Walking becomes more difficult

Applying or wearing shoes becomes more difficult

Tingling sensation or pins and needles

Part or all of your foot becomes swollen

Breaks in the skin, opens sores/blisters or a discharge

Skin colour changes (redder, bluer, paler, blacker) over part or all of the foot

Swelling in your feet and/or an unusual odour

Part or all of your foot feels much hotter or colder than usual

Hard skin (callus)

Cramp in your calves

Shiny smooth skin and/or losing hair on your feet and legs.



Diabetes mellitus is a chronic disease, for which there is no known cure except in very specific situations. Management concentrates on keeping blood sugar levels as close to normal, without causing low blood sugar. This can usually be accomplished with a healthy diet, exercise, weight loss, and use of appropriate medications (insulin in the case of type 1 diabetes; oral medications, as well as possibly insulin, in type 2 diabetes).

The National President of Diabetic Association of Nigeria (DAN), Dr Alkali Mohammed, in reacting to the increasing cases of gangrene and lower limb amputation associated with most diabetic patients revealed that one out of every ten patient in Nigeria will experience such complications.
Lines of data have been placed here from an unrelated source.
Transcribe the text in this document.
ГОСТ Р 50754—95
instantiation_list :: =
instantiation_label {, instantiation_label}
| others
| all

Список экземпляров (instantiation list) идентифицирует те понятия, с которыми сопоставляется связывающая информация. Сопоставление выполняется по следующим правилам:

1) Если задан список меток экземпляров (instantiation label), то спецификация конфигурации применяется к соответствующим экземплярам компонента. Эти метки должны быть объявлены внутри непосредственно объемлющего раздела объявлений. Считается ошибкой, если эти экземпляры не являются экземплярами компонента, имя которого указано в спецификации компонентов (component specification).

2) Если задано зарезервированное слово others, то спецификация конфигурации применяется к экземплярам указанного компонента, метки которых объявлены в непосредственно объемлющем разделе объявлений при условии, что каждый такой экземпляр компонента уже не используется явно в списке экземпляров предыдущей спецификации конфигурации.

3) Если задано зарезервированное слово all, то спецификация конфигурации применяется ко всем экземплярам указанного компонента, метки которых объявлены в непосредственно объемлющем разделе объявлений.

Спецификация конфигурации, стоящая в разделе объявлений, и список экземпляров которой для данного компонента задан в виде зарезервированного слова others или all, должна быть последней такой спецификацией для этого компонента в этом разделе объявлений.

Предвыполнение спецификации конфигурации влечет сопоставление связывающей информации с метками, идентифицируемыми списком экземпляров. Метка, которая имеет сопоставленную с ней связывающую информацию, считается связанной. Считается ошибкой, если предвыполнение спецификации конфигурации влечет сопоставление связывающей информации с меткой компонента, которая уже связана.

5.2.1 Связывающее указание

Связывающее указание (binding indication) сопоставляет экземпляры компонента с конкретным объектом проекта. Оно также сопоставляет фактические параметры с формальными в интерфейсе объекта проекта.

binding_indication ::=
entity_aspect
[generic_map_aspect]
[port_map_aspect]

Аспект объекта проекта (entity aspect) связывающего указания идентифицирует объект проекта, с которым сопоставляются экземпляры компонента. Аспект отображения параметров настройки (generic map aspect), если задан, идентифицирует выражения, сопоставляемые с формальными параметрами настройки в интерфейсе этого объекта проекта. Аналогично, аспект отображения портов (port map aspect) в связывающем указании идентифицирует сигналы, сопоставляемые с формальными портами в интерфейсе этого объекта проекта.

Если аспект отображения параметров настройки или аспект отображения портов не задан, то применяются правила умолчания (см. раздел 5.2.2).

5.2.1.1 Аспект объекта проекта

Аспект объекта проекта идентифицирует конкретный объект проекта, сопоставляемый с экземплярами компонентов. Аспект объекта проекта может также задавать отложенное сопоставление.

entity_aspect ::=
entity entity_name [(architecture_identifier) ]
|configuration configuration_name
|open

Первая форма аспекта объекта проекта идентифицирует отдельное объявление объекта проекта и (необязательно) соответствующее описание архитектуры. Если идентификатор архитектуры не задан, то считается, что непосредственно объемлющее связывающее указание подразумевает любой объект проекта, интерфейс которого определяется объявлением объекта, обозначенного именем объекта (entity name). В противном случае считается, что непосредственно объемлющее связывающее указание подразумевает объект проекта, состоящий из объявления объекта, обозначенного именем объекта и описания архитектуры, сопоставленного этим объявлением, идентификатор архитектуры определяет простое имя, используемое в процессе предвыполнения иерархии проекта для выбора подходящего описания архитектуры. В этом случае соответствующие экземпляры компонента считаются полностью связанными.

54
He said that the sensations in the leg and swollen feet were normal signs of diabetics arising from the concentration of sugar in the bone marrow. He, however, noted that these signs may not lead to gangrene, death of body tissues due to insufficient blood supply, or limb amputation.

“In most cases small injuries lead to bacterial infections which, when not properly treated, might aggravate to gangrene. And in the late stage of gangrene, patients will be advised on amputation,” he said.

Also speaking on measures for preventing leg infection, Mohammed insisted on strict attention to sugar level management. He also highlighted the importance of early treatment of every infections and role of hospital in managing podiatric conditions.

“Diabetic patients must monitor their blood sugar in order to control complications that may arise due to leg infection. They should inspect their feet regularly. Every injury must be treated aggressively before it develops into gangrene.

“Also, care of the feet, podiatry, should receive a lot of attention in our hospitals. This is an aspect of medicine that is not given prominence in Nigeria. We cannot have comprehensive diabetic clinics in Nigeria without podiatry.”

Similarly, Dr Felix Faniran, the former National President of the Nigerian Union of Allied Health Professionals, emphasised on the education of patients across the nation on the basic precautions and information about diabetics.

He inferred that proper education on the lifestyle choices that are associated with diabetics will ensure that patients are not ignorant of complications such as leg infections.

“Diabetics is a situation of excess sugar in the blood. When diabetic patients get injured, the body is exposed to bacteria, which feed on the sugar in the blood. This makes it extremely difficult for wounds sustained by a diabetic patient to heal. The feet is majorly the vulnerable member of the body when it comes to injuries so that diabetics most times have leg wounds which do not heal easily. This may lead to great health complications for the patients.

“And patients need to be educated especially about some basic precautions to be taken to ensure an effective control of the diseases.

“This is why we encourage patients to join the Diabetic Associations at both the state and national levels in order to get information about effective management and proper education about the disease.”